Jak się okazuje nie tylko w życiu realnym-;)
Dzięki za radę-;) Spokojnie , to tylko rozrywka....
taa, mi też mówili ze się uzależniłam, a ja traktowałam to jak rozrywkę na zimowe dni.
Ot taka zabawa w uprawianie pola,
którego nie można uprawiać na prawdę, bo albo się go nie ma, albo jest 9 miesięcy zimy.
I też sobie wstawałam rano i sadziłam pomidorki, a teraz posadziłam prawdziwe i to nie tylko pomidorki,
i nie mam czasu na tą grę, bo długo pracuję oprócz tego.

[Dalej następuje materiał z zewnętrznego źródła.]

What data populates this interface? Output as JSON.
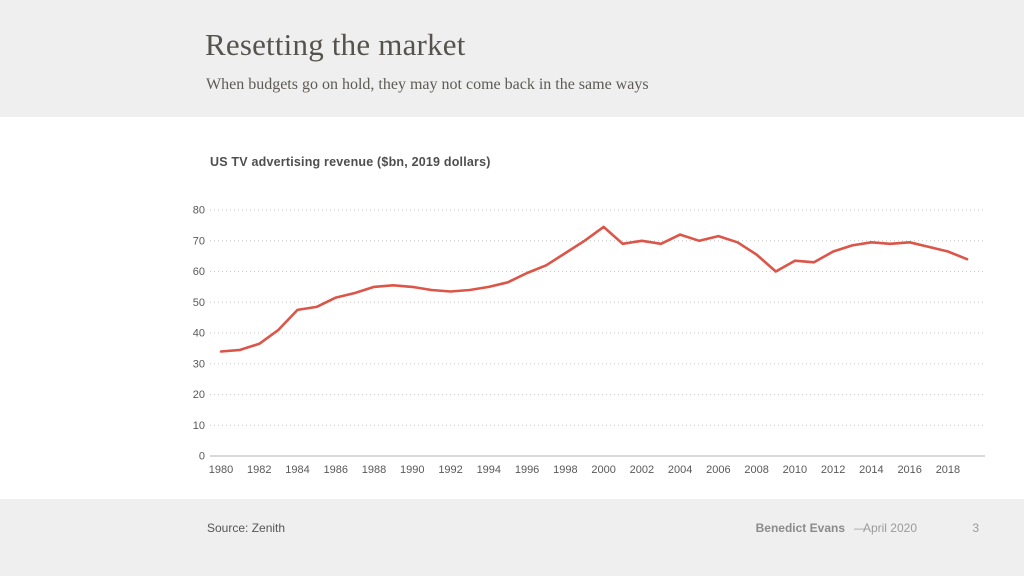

Więc niech nikt mi nie mówi że to uzależnia, po prostu trzeba wiedzieć kiedy odejść od kompa.
Nie gram w to co Ty, tylko w Wiejskie Życie na NK, czasem tam zaglądam w wolnej chwili.
A jak nie będę miała w zimę co robić to będę zaglądać częściej.

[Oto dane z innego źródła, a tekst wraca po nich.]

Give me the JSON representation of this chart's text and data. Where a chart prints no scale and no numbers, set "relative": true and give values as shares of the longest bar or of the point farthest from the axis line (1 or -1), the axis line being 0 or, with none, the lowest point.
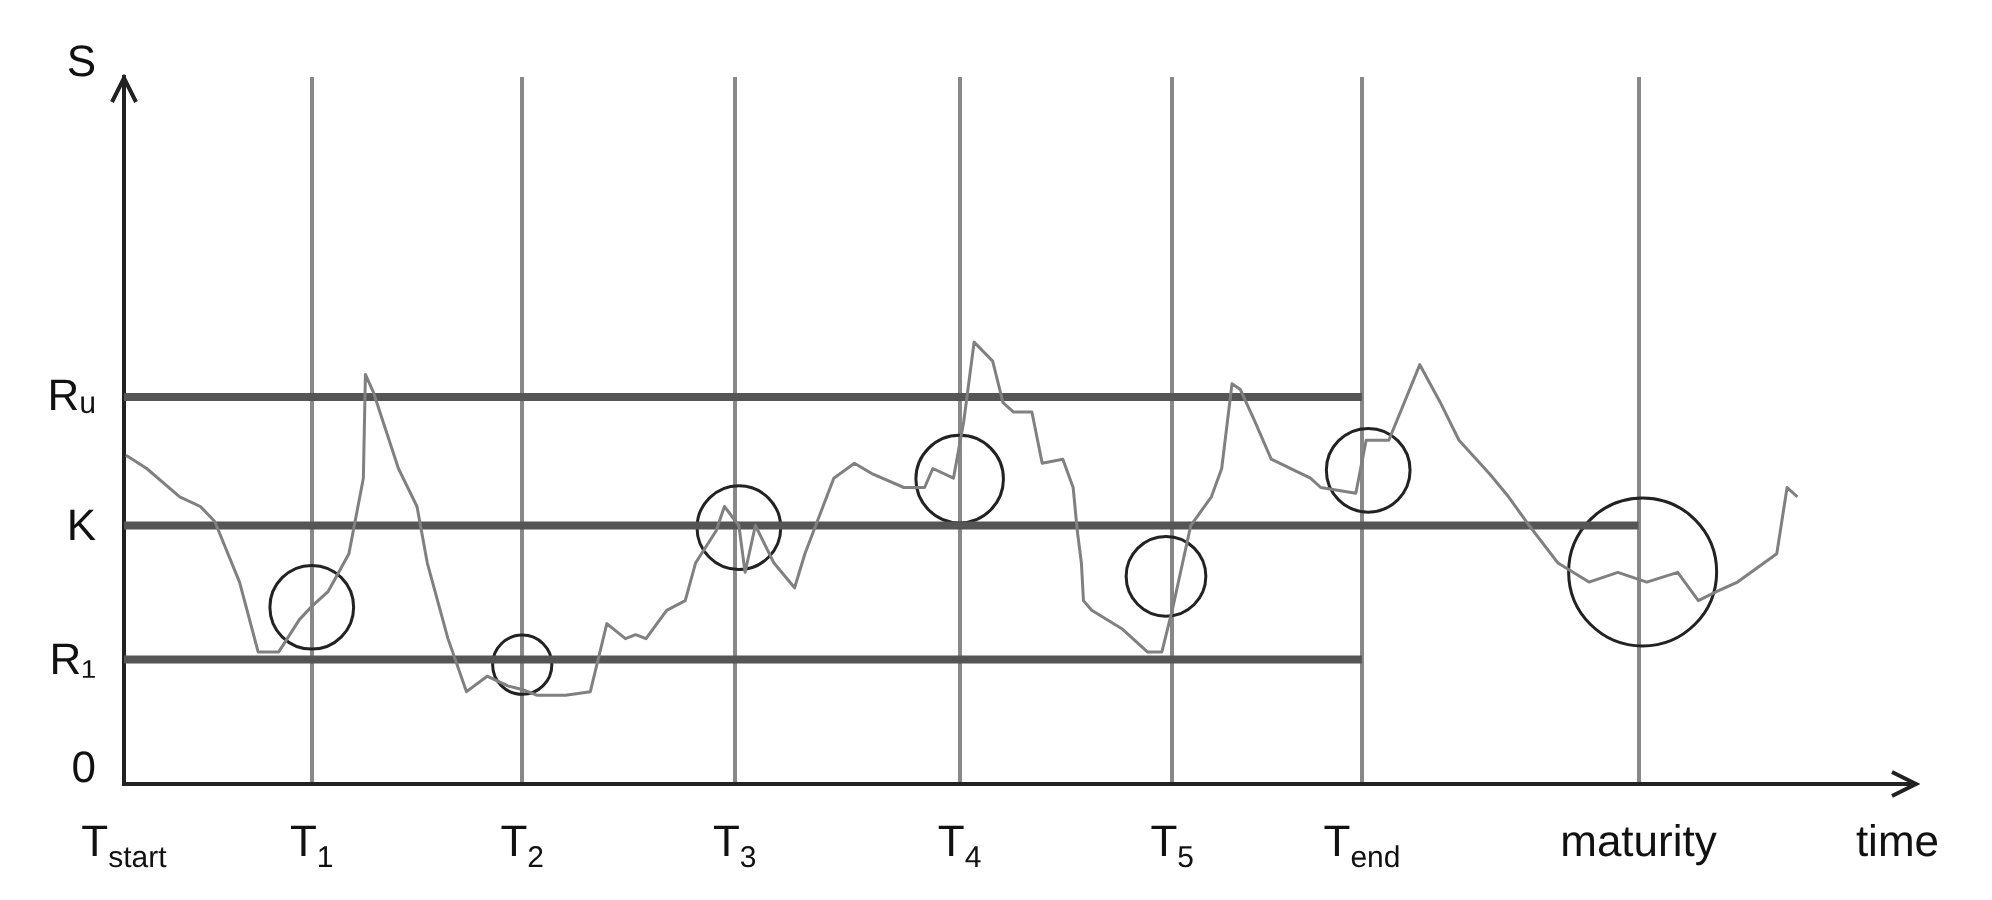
{
  "chart_data": {
    "type": "line",
    "xlabel": "time",
    "relative": true,
    "grid": "x",
    "marker": "none",
    "xlim": [
      0,
      8.68
    ],
    "xticks": [
      {
        "value": 0,
        "label": "T$_{start}$"
      },
      {
        "value": 0.91,
        "label": "T$_{1}$"
      },
      {
        "value": 1.93,
        "label": "T$_{2}$"
      },
      {
        "value": 2.96,
        "label": "T$_{3}$"
      },
      {
        "value": 4.05,
        "label": "T$_{4}$"
      },
      {
        "value": 5.08,
        "label": "T$_{5}$"
      },
      {
        "value": 6.0,
        "label": "T$_{end}$"
      },
      {
        "value": 7.34,
        "label": "maturity"
      }
    ],
    "annotations": [
      "S",
      "0"
    ],
    "series": [
      {
        "color": "#808080",
        "x": [
          0.01,
          0.11,
          0.27,
          0.37,
          0.44,
          0.56,
          0.65,
          0.75,
          0.85,
          0.91,
          0.99,
          1.09,
          1.16,
          1.17,
          1.21,
          1.33,
          1.42,
          1.47,
          1.57,
          1.66,
          1.76,
          1.86,
          1.93,
          2.0,
          2.14,
          2.26,
          2.34,
          2.43,
          2.48,
          2.53,
          2.63,
          2.72,
          2.77,
          2.87,
          2.91,
          2.98,
          3.01,
          3.06,
          3.15,
          3.25,
          3.3,
          3.44,
          3.54,
          3.63,
          3.78,
          3.88,
          3.92,
          4.02,
          4.07,
          4.12,
          4.21,
          4.26,
          4.31,
          4.4,
          4.45,
          4.55,
          4.6,
          4.62,
          4.64,
          4.65,
          4.69,
          4.84,
          4.96,
          5.03,
          5.08,
          5.17,
          5.27,
          5.32,
          5.37,
          5.41,
          5.48,
          5.56,
          5.75,
          5.8,
          5.97,
          6.02,
          6.13,
          6.28,
          6.38,
          6.47,
          6.62,
          6.71,
          6.81,
          6.95,
          7.1,
          7.24,
          7.38,
          7.53,
          7.63,
          7.72,
          7.82,
          8.01,
          8.06,
          8.11
        ],
        "values": [
          0.744,
          0.714,
          0.65,
          0.628,
          0.594,
          0.457,
          0.299,
          0.299,
          0.372,
          0.402,
          0.436,
          0.521,
          0.692,
          0.927,
          0.885,
          0.714,
          0.628,
          0.5,
          0.329,
          0.209,
          0.244,
          0.222,
          0.214,
          0.201,
          0.201,
          0.209,
          0.363,
          0.329,
          0.338,
          0.329,
          0.393,
          0.415,
          0.5,
          0.573,
          0.628,
          0.585,
          0.479,
          0.585,
          0.5,
          0.444,
          0.521,
          0.692,
          0.726,
          0.701,
          0.671,
          0.671,
          0.714,
          0.692,
          0.821,
          1.0,
          0.957,
          0.863,
          0.842,
          0.842,
          0.726,
          0.735,
          0.671,
          0.573,
          0.5,
          0.415,
          0.393,
          0.35,
          0.299,
          0.299,
          0.393,
          0.585,
          0.65,
          0.714,
          0.906,
          0.893,
          0.821,
          0.735,
          0.692,
          0.671,
          0.658,
          0.778,
          0.778,
          0.949,
          0.863,
          0.778,
          0.701,
          0.65,
          0.585,
          0.5,
          0.457,
          0.479,
          0.457,
          0.479,
          0.415,
          0.436,
          0.457,
          0.521,
          0.671,
          0.65
        ]
      },
      {
        "name": "Rᵤ",
        "color": "#555555",
        "x": [
          0,
          6.0
        ],
        "values": [
          0.876,
          0.876
        ]
      },
      {
        "name": "K",
        "color": "#555555",
        "x": [
          0,
          7.34
        ],
        "values": [
          0.585,
          0.585
        ]
      },
      {
        "name": "R₁",
        "color": "#555555",
        "x": [
          0,
          6.0
        ],
        "values": [
          0.282,
          0.282
        ]
      },
      {
        "type": "bubble",
        "marker": "circle",
        "color": "#222222",
        "x": [
          0.91,
          1.93,
          2.98,
          4.05,
          5.05,
          6.03,
          7.36
        ],
        "values": [
          0.4,
          0.27,
          0.58,
          0.69,
          0.47,
          0.71,
          0.48
        ],
        "sizes": [
          0.32,
          0.16,
          0.32,
          0.35,
          0.29,
          0.32,
          1
        ]
      }
    ]
  }
}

Wolę to niż wieczne stanie przy garach i nikomu nic do tego, jak spędzasz wolny czas ;)
Powodzenia w poszukiwaniach :)
Zle robisz szukajac na WZ,po prostu na faceboku zamiesc anons "potrzebuje farmerow" lub
wysylaj po prostu zaproszenia do gry,wiem cos o tym - tak wlasnie zrobilam:)
tak, w zakładce "szukaj" wpisz nazwę gry, wyświetli ci się pare grup fanów, dołącz do nich :)
Dzięki - tak zrobię ! A w ogóle myślę ,że nam kobietom trudniej się uzaleznić ( ale , to naprawde nie seksizm-;) ) , bo jesteśmy bardziej obowiązkowe.Nie zostawię odłogiem domu, rodziny i moich zwierzaków - na rzecz wirtualnej farmy. Po prostu albo jest się tzw. " gramofonem " , albo nie. Od kiedy pamiętam grałam z rodzicami i ich znajomymi w proste karty, potem brydża, scrabbla itd. Teraz tez często gram z wielką przyjemnością w literaki na kurniku.Ale znam dużo osób dla których jest to kompletna bzdura i marnowanie czasu... Eh...
Ja grałam na farmerama i powiem tylko tyle rok wycięty z życiorysu. Aż któregoś dnia dotarło do mnie że poprostu szkoda mi czasu na takie g.... I zmądrzałam. Radzę Ci uwazać.